At the time I discovered this tune, I was spending school holidays working at the colour graphics department of publishers ACP. This was when layouts for magazines were shot to film, and a lot of my time was spent stripping film from masking and backing so that the silver nitrate inside the film could be recycled. My lunchtimes were spent pounding the streets, and I distinctly remember buying the slimline CD single of this song from the Brashs store around the corner. I remember the industrial, blue-grey cover then the mystery I heard after putting it on. B-sides spoke of nautical suicides, girls who run off in vans, and, well, being dead. It was some kind of super-enhanced Americana which sounded of dust and Bad Things Happening Just Over There.
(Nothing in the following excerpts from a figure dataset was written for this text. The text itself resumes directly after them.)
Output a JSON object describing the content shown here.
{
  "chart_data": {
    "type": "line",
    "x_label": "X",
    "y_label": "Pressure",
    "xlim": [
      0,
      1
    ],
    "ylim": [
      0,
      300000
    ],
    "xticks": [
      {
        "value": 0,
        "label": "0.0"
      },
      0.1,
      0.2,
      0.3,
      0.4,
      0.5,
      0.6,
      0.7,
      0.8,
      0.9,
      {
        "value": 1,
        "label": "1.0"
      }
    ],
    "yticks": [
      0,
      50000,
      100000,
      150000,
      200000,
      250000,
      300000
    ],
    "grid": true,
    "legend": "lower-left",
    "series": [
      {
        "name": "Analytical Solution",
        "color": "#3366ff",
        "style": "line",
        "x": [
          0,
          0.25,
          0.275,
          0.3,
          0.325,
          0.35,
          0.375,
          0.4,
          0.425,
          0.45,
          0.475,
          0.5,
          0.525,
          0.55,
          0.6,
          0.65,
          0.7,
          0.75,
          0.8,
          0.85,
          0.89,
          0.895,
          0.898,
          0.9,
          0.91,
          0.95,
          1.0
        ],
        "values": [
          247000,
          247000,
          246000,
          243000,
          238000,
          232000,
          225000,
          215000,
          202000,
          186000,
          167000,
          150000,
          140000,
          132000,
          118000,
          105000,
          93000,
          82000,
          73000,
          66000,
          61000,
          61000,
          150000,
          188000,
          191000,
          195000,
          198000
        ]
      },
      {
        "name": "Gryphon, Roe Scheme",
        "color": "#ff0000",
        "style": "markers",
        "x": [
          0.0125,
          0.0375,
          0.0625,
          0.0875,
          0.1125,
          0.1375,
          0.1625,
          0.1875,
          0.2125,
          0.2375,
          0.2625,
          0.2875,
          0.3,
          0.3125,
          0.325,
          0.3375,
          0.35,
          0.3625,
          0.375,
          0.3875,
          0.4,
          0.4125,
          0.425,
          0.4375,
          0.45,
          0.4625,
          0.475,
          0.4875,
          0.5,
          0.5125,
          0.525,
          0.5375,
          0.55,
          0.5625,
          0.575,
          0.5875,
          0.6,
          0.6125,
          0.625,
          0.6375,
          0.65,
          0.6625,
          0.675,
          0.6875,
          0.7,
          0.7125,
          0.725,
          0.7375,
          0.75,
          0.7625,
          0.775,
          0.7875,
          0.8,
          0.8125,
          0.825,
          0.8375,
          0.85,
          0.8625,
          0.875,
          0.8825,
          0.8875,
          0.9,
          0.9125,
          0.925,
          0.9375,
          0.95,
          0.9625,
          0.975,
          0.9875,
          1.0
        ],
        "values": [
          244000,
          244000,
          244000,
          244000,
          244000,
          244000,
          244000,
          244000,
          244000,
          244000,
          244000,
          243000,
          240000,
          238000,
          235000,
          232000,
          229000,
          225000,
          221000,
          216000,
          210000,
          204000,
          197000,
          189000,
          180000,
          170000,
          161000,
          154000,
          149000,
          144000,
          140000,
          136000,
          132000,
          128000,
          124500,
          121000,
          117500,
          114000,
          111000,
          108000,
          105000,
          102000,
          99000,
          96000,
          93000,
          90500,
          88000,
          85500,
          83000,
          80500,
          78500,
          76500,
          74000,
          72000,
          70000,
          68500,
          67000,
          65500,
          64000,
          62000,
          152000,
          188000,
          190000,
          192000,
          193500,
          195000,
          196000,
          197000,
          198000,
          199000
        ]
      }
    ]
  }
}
I scored my copy of Bone Machine, the album this song comes from, after I called the local arm of Waits’ record company because my copy of Frank’s Wild Years had a terrible case of disk rot which had set in after not too long. (It was a ‘gold’ CD, prone to this kind of thing.) I don’t remember the name of who it was who spoke to me, but she asked me whether I’d heard his new album, and when I said I hadn’t, said she’d include a copy of the new album in the mailer she was sending with my replacement for the rotted CD. I had no idea the good things coming my way in a mailer. It remains one of my favourites for its dedication to perversity, for its love of death and the fact that it’ll terrify you and make you weep within its bounds.

I have, for years, come back to “Goin’ Out West” as my go-to song. If I were some kind of wrestler, I would want it as my walk-out music because it’s so stupidly primal. The bestial drumming kicks a hole in my forehead every time I hear it. But the kicker is how the narrator’s characterisation is so completely bad-ass, yet completely flawed. The dude isn’t tough. He just thinks he is. He’s making plans that we know will never come to fruition, but the chugging of the instrumentation recalls the rhythm of the road and part of you thinks well, fuck, maybe he’ll get there, and his travel will end in some kind of “Diamonds On My Windshield” late-night get-there epiphany. Deep down, though, I know the guy’s too full of himself and his ability: he’s probably drinking from a flask as he barrels across desert wastes, on course to a gloriously forgotten wipe-out.

Having said that, for many years my email signature (and general interpretation of myself) was the line

“my friends think I’m ugly; I got a masculine face”

Initially I think it was kind of self-deprecating, but now I kind of think it’s admirable. I don’t think I fit the line (for I suspect my friends wouldn’t call me ugly at least, but nor do I have a hugely masculine face) but it’s still something that speaks to me. It’s a kind of reminder that we make the power out of our flaws, whether others believe us or not – to me that’s something vital. Take your flaws. Make them work for you. Learn karate, voodoo too.